Figuring is a beautiful combination of science with art. The alignment sticks – how each of them is intertwined and how art inspires science and vice-versa. It is like her website, only more detailed – pieces that go on and go and that’s what I loved as a reader, knowing I didn’t have to scroll up or down and could be after reading one paragraph or two and going back to it after a cup of tea.

Maria Popova’s book brings the wonder of scientists and then combines it with hearts and emotions of people, mainly women scientists and that to me was most unique. Figures looks at love, and truth through the interconnected lives of historical figures across four centuries. She begins with the astronomer Johannes Kepler, who discovered the laws of planetary motion, and it ends with Rachel Carson who was so important in the environmental movement.

And in all of this, Popova includes more artists, writers, and scientists (which makes it even more fun to read) – women, and queer and their contribution. What I love about Figuring is that it is like a rabbit hole that you would love getting into. Maria Popova interconnects, segregates, and makes you question matters of life, love, and the heart and what are we doing to leave an impression on the world.

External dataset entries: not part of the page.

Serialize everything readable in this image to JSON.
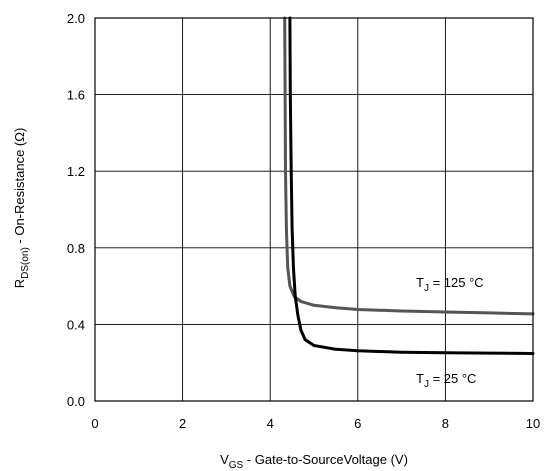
{
  "chart_data": {
    "type": "line",
    "xlabel_main": "V",
    "xlabel_sub": "GS",
    "xlabel_rest": " - Gate-to-SourceVoltage (V)",
    "ylabel_main": "R",
    "ylabel_sub": "DS(on)",
    "ylabel_rest": " - On-Resistance (Ω)",
    "xlim": [
      0,
      10
    ],
    "ylim": [
      0,
      2.0
    ],
    "x_ticks": [
      "0",
      "2",
      "4",
      "6",
      "8",
      "10"
    ],
    "y_ticks": [
      "0.0",
      "0.4",
      "0.8",
      "1.2",
      "1.6",
      "2.0"
    ],
    "grid": true,
    "series": [
      {
        "name": "TJ = 125 °C",
        "color": "#555555",
        "points": [
          [
            4.33,
            2.0
          ],
          [
            4.34,
            1.6
          ],
          [
            4.35,
            1.2
          ],
          [
            4.37,
            0.9
          ],
          [
            4.4,
            0.7
          ],
          [
            4.45,
            0.6
          ],
          [
            4.55,
            0.545
          ],
          [
            4.7,
            0.52
          ],
          [
            5.0,
            0.5
          ],
          [
            5.5,
            0.487
          ],
          [
            6.0,
            0.478
          ],
          [
            7.0,
            0.47
          ],
          [
            8.0,
            0.465
          ],
          [
            9.0,
            0.46
          ],
          [
            10.0,
            0.455
          ]
        ]
      },
      {
        "name": "TJ = 25 °C",
        "color": "#000000",
        "points": [
          [
            4.45,
            2.0
          ],
          [
            4.46,
            1.6
          ],
          [
            4.48,
            1.2
          ],
          [
            4.5,
            0.9
          ],
          [
            4.53,
            0.7
          ],
          [
            4.57,
            0.55
          ],
          [
            4.63,
            0.45
          ],
          [
            4.7,
            0.37
          ],
          [
            4.8,
            0.32
          ],
          [
            5.0,
            0.29
          ],
          [
            5.5,
            0.27
          ],
          [
            6.0,
            0.262
          ],
          [
            7.0,
            0.255
          ],
          [
            8.0,
            0.252
          ],
          [
            9.0,
            0.25
          ],
          [
            10.0,
            0.248
          ]
        ]
      }
    ],
    "annotations": [
      {
        "main": "T",
        "sub": "J",
        "rest": " = 125 °C"
      },
      {
        "main": "T",
        "sub": "J",
        "rest": " = 25 °C"
      }
    ]
  }
}
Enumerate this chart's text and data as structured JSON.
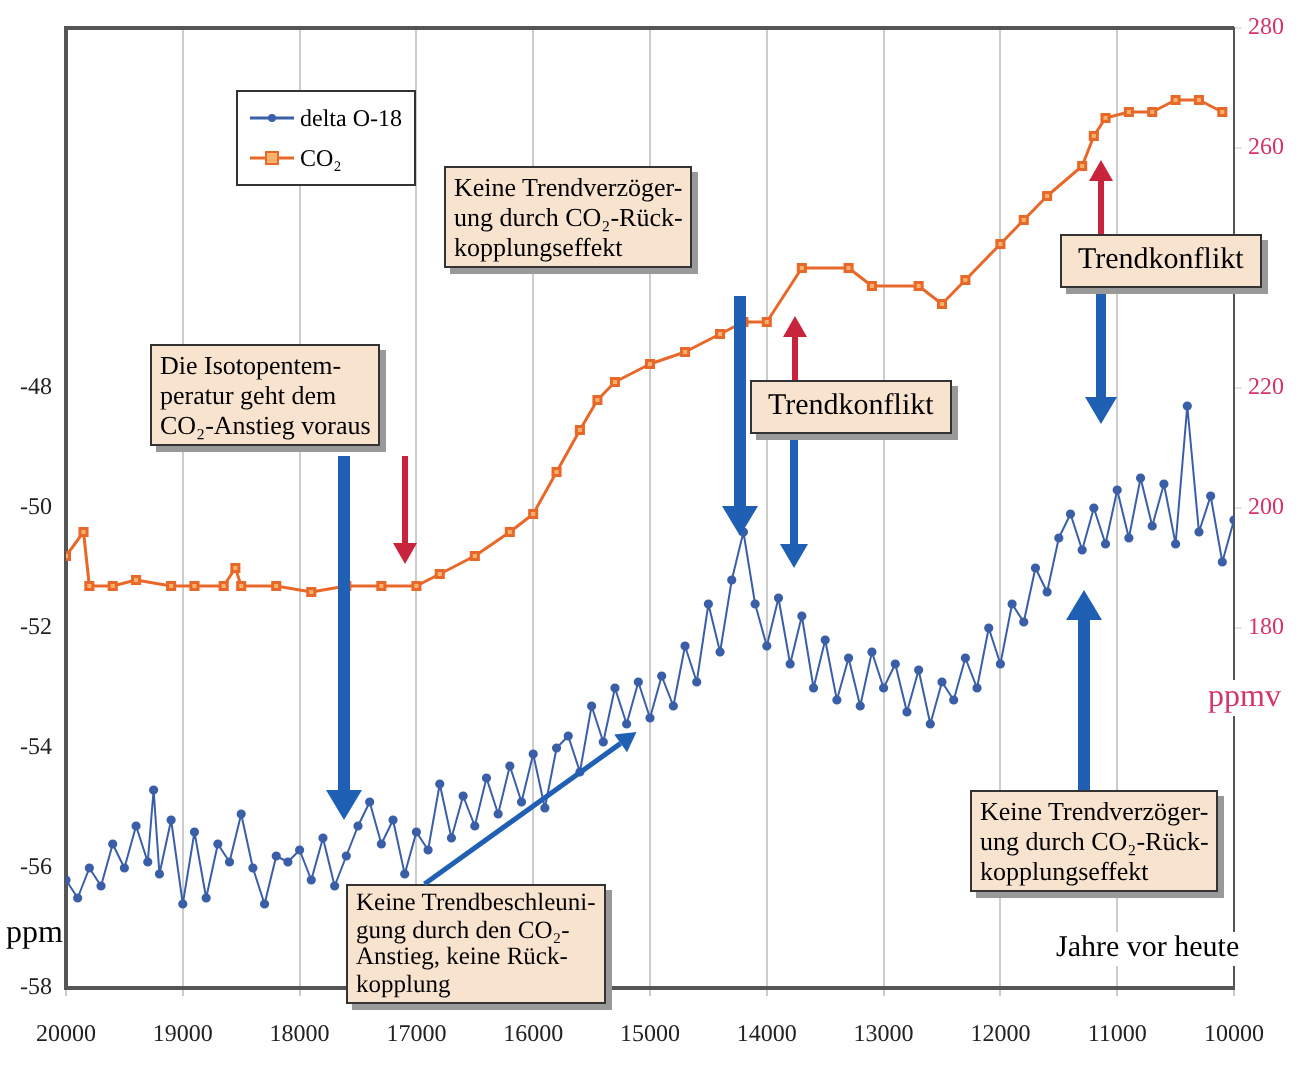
{
  "chart_data": {
    "type": "line",
    "xlabel": "Jahre vor heute",
    "ylabel": "ppm",
    "y2label": "ppmv",
    "xlim": [
      20000,
      10000
    ],
    "xticks": [
      20000,
      19000,
      18000,
      17000,
      16000,
      15000,
      14000,
      13000,
      12000,
      11000,
      10000
    ],
    "ylim": [
      -58,
      -42
    ],
    "yticks": [
      -58,
      -56,
      -54,
      -52,
      -50,
      -48
    ],
    "y2lim": [
      120,
      280
    ],
    "y2ticks": [
      180,
      200,
      220,
      260,
      280
    ],
    "grid": "x",
    "legend": "top left",
    "line_style": "solid",
    "series": [
      {
        "name": "delta O-18",
        "color": "#3a5fa8",
        "marker": "circle",
        "axis": "y",
        "x": [
          20000,
          19900,
          19800,
          19700,
          19600,
          19500,
          19400,
          19300,
          19250,
          19200,
          19100,
          19000,
          18900,
          18800,
          18700,
          18600,
          18500,
          18400,
          18300,
          18200,
          18100,
          18000,
          17900,
          17800,
          17700,
          17600,
          17500,
          17400,
          17300,
          17200,
          17100,
          17000,
          16900,
          16800,
          16700,
          16600,
          16500,
          16400,
          16300,
          16200,
          16100,
          16000,
          15900,
          15800,
          15700,
          15600,
          15500,
          15400,
          15300,
          15200,
          15100,
          15000,
          14900,
          14800,
          14700,
          14600,
          14500,
          14400,
          14300,
          14200,
          14100,
          14000,
          13900,
          13800,
          13700,
          13600,
          13500,
          13400,
          13300,
          13200,
          13100,
          13000,
          12900,
          12800,
          12700,
          12600,
          12500,
          12400,
          12300,
          12200,
          12100,
          12000,
          11900,
          11800,
          11700,
          11600,
          11500,
          11400,
          11300,
          11200,
          11100,
          11000,
          10900,
          10800,
          10700,
          10600,
          10500,
          10400,
          10300,
          10200,
          10100,
          10000
        ],
        "values": [
          -56.2,
          -56.5,
          -56.0,
          -56.3,
          -55.6,
          -56.0,
          -55.3,
          -55.9,
          -54.7,
          -56.1,
          -55.2,
          -56.6,
          -55.4,
          -56.5,
          -55.6,
          -55.9,
          -55.1,
          -56.0,
          -56.6,
          -55.8,
          -55.9,
          -55.7,
          -56.2,
          -55.5,
          -56.3,
          -55.8,
          -55.3,
          -54.9,
          -55.6,
          -55.2,
          -56.1,
          -55.4,
          -55.7,
          -54.6,
          -55.5,
          -54.8,
          -55.3,
          -54.5,
          -55.1,
          -54.3,
          -54.9,
          -54.1,
          -55.0,
          -54.0,
          -53.8,
          -54.4,
          -53.3,
          -53.9,
          -53.0,
          -53.6,
          -52.9,
          -53.5,
          -52.8,
          -53.3,
          -52.3,
          -52.9,
          -51.6,
          -52.4,
          -51.2,
          -50.4,
          -51.6,
          -52.3,
          -51.5,
          -52.6,
          -51.8,
          -53.0,
          -52.2,
          -53.2,
          -52.5,
          -53.3,
          -52.4,
          -53.0,
          -52.6,
          -53.4,
          -52.7,
          -53.6,
          -52.9,
          -53.2,
          -52.5,
          -53.0,
          -52.0,
          -52.6,
          -51.6,
          -51.9,
          -51.0,
          -51.4,
          -50.5,
          -50.1,
          -50.7,
          -50.0,
          -50.6,
          -49.7,
          -50.5,
          -49.5,
          -50.3,
          -49.6,
          -50.6,
          -48.3,
          -50.4,
          -49.8,
          -50.9,
          -50.2
        ]
      },
      {
        "name": "CO₂",
        "color": "#e8682a",
        "marker": "square",
        "axis": "y2",
        "x": [
          20000,
          19850,
          19800,
          19600,
          19400,
          19100,
          18900,
          18650,
          18550,
          18500,
          18200,
          17900,
          17600,
          17300,
          17000,
          16800,
          16500,
          16200,
          16000,
          15800,
          15600,
          15450,
          15300,
          15000,
          14700,
          14400,
          14200,
          14000,
          13700,
          13300,
          13100,
          12700,
          12500,
          12300,
          12000,
          11800,
          11600,
          11300,
          11200,
          11100,
          10900,
          10700,
          10500,
          10300,
          10100
        ],
        "values": [
          192,
          196,
          187,
          187,
          188,
          187,
          187,
          187,
          190,
          187,
          187,
          186,
          187,
          187,
          187,
          189,
          192,
          196,
          199,
          206,
          213,
          218,
          221,
          224,
          226,
          229,
          231,
          231,
          240,
          240,
          237,
          237,
          234,
          238,
          244,
          248,
          252,
          257,
          262,
          265,
          266,
          266,
          268,
          268,
          266
        ]
      }
    ],
    "annotations": [
      "Die Isotopentem-\nperatur geht dem\nCO₂-Anstieg voraus",
      "Keine Trendverzöger-\nung durch CO₂-Rück-\nkopplungseffekt",
      "Trendkonflikt",
      "Trendkonflikt",
      "Keine Trendverzöger-\nung durch CO₂-Rück-\nkopplungseffekt",
      "Keine Trendbeschleuni-\ngung durch den CO₂-\nAnstieg, keine Rück-\nkopplung"
    ]
  }
}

Figuring asks big questions and it isn’t afraid of doing that. There is so much happening in the book that it takes some time to assimilate all of that, and only then can you get into its groove (or at least that’s what happened to me). Figuring would seem disconnected and disjointed in most places, till it all falls into place and that’s when you as a reader start seeing it for what it is. The book is a marriage of art, life, science, music, philosophy, feminism, decline of religion, free love, astronomy and poetry, and honestly no one better to do it than our very trusted Brain Picker.